Deutsche Boerse to Seek Destiny Outside Europe If LSE Bid Fails

  • Europe rivals too small, Asia not feasible, CEO Kengeter says
  • French uproar at LSE deal ‘deplorable,’ Kengeter says

Deutsche Boerse AG will seek its destiny outside Europe if its bid to form a regional powerhouse by combining with London Stock Exchange Group Plc fails, Chief Executive Officer Carsten Kengeter said.

LSE offers Deutsche Boerse the best opportunity to regain its position among global leaders in the industry, Kengeter told journalists in Frankfurt late on Monday. If the deal falls through, then another combination in Europe would not serve Deutsche Boerse’s purpose as the remaining peers in the region are too small, he said.

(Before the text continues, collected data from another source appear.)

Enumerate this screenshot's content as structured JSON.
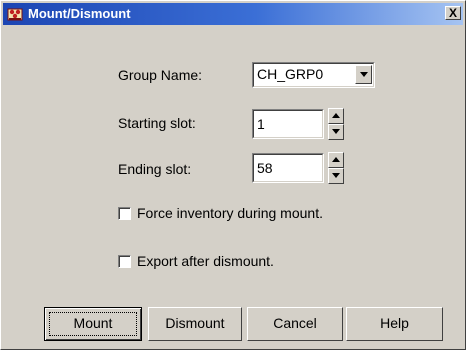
{
  "window": {
    "title": "Mount/Dismount",
    "close_glyph": "X",
    "icon": "app-icon"
  },
  "form": {
    "group_name": {
      "label": "Group Name:",
      "value": "CH_GRP0"
    },
    "starting_slot": {
      "label": "Starting slot:",
      "value": "1"
    },
    "ending_slot": {
      "label": "Ending slot:",
      "value": "58"
    },
    "force_inventory": {
      "label": "Force inventory during mount.",
      "checked": false
    },
    "export_after": {
      "label": "Export after dismount.",
      "checked": false
    }
  },
  "buttons": {
    "mount": "Mount",
    "dismount": "Dismount",
    "cancel": "Cancel",
    "help": "Help"
  },
  "colors": {
    "face": "#d4d0c8",
    "title_start": "#1c45b3",
    "title_end": "#a6c4f2"
  }
}
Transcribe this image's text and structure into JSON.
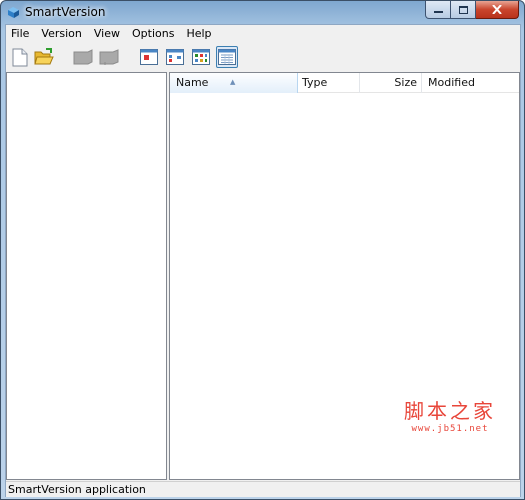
{
  "window": {
    "title": "SmartVersion"
  },
  "menu": [
    "File",
    "Version",
    "View",
    "Options",
    "Help"
  ],
  "toolbar": {
    "buttons": [
      {
        "name": "new-document",
        "icon": "document-icon",
        "enabled": true
      },
      {
        "name": "open-folder",
        "icon": "folder-open-icon",
        "enabled": true
      },
      {
        "name": "tool-disabled-1",
        "icon": "gray-box-icon",
        "enabled": false
      },
      {
        "name": "tool-disabled-2",
        "icon": "gray-box-icon",
        "enabled": false
      },
      {
        "name": "view-large-icons",
        "icon": "large-icons-view-icon",
        "enabled": true
      },
      {
        "name": "view-small-icons",
        "icon": "small-icons-view-icon",
        "enabled": true
      },
      {
        "name": "view-list",
        "icon": "list-view-icon",
        "enabled": true
      },
      {
        "name": "view-details",
        "icon": "details-view-icon",
        "enabled": true,
        "pressed": true
      }
    ]
  },
  "file_list": {
    "columns": [
      "Name",
      "Type",
      "Size",
      "Modified"
    ],
    "sorted_by": "Name",
    "rows": []
  },
  "status": {
    "text": "SmartVersion application"
  },
  "watermark": {
    "chinese": "脚本之家",
    "url": "www.jb51.net"
  },
  "colors": {
    "accent": "#3c7fb1",
    "watermark": "#e8463a",
    "close_button": "#c9452d"
  }
}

“It is my duty to lead Deutsche Boerse back to the top,” he said. “This merger proposal is one part of our growth strategy and not an end in itself.” Achieving Deutsche Boerse’s goals “by simply growing organically is extremely difficult, if not impossible,” the CEO said.

Kengeter, 49, at the behest of Deutsche Boerse’s supervisory board, began exploring possible combinations last year after taking the helm in June. The former investment banker studied “every combination that exists in the world” before deciding on a combination with LSE, he said. A deal with an Asian partner isn’t feasible, he said, adding that “the Asians don’t need us.”

Frankfurt Marketplace

Kengeter refuted suggestions that a deal with LSE would spur a demise of Frankfurt as a financial center, saying the German marketplace will get left behind if it doesn’t build a bridge to London.

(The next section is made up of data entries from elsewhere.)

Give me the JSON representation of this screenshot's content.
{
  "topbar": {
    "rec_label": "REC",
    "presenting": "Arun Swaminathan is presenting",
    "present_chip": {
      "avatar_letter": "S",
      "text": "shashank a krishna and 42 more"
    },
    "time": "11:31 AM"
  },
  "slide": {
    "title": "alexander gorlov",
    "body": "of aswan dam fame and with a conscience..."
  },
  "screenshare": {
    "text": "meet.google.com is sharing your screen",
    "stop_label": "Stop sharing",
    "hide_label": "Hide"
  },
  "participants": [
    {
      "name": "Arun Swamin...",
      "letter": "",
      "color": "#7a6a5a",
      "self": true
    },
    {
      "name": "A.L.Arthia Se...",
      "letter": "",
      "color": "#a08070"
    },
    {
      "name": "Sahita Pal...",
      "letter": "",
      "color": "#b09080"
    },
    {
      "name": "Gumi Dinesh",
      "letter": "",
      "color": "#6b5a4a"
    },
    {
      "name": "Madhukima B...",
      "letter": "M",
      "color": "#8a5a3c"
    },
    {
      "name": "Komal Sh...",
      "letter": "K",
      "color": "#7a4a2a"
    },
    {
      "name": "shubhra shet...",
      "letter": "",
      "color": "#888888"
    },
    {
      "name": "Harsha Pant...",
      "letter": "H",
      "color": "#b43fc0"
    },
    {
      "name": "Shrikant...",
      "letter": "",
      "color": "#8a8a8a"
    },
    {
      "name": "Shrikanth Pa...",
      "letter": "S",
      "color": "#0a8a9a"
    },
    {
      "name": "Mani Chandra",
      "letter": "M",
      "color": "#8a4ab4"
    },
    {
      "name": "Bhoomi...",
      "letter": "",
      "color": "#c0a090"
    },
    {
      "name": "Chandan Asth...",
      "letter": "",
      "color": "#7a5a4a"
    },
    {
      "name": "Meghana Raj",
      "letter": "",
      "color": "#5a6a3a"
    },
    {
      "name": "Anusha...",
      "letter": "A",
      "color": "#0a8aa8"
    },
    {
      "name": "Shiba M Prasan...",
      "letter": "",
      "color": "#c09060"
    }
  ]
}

“If we want to shape the global financial system on an equal footing, we have to strengthen the European marketplace,” he said. As home to the euro-area’s banking supervisor, the European Central Bank, Frankfurt is increasingly a “center of financial stability.”

If Deutsche Boerse and LSE fail to build a pan-European player “of our own design,” then Europe runs the risk of its market infrastructure becoming “externally controlled and externally regulated,” he said.

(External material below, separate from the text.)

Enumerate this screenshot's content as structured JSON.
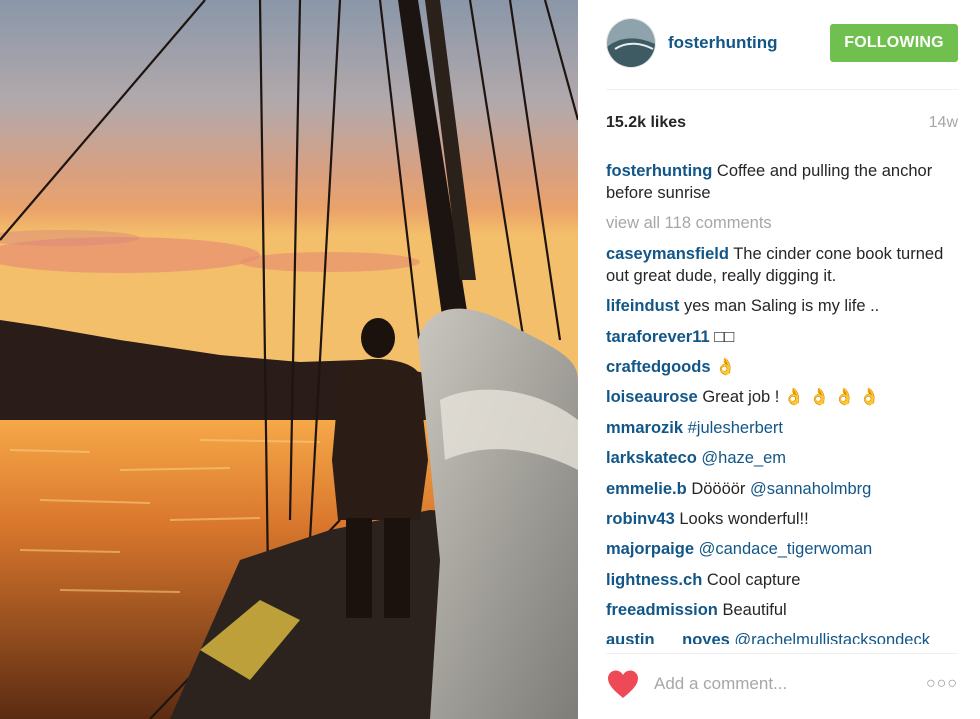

Kengeter is pressing ahead with the merger plan as a June 23 referendum on Britain’s future in the U.K. looms, an uncertainty that could keep U.S. competitors from pouncing on LSE. Atlanta-based Intercontinental Exchange Inc. abandoned a potential offer for LSE earlier this month. That step prohibits ICE from making an approach for six months under U.K. takeover rules.

Asked whether Deutsche Boerse could itself become a target, Kengeter said “It’s true that CME Group Inc. has a general interest” in Deutsche Boerse, “but I don’t see this manifesting itself at the moment.”

Kengeter called France’s criticism of the deal “deplorable.” On Monday, Bank of France Governor Francois Villeroy de Galhau said a Deutsche Boerse-LSE combination poses risks to financial stability.

Euronext NV, which runs exchanges in Paris, Amsterdam, Brussels and Lisbon, is evaluating how to create roadblocks to the merger because of concern the deal would marginalize its own role in European trading, people familiar with the matter said in April.

Paris Demise

Euronext was previously part of a bigger empire that included Liffe, a London-based derivatives exchange, and the New York Stock Exchange, both of which are now owned by ICE. Euronext was severed from those companies when it was spun off in a June 2014 IPO.

“It’s true that Paris has a fate behind it that can’t exactly be described as positive,” Kengeter said. “This is why we are pursuing a merger of equals.”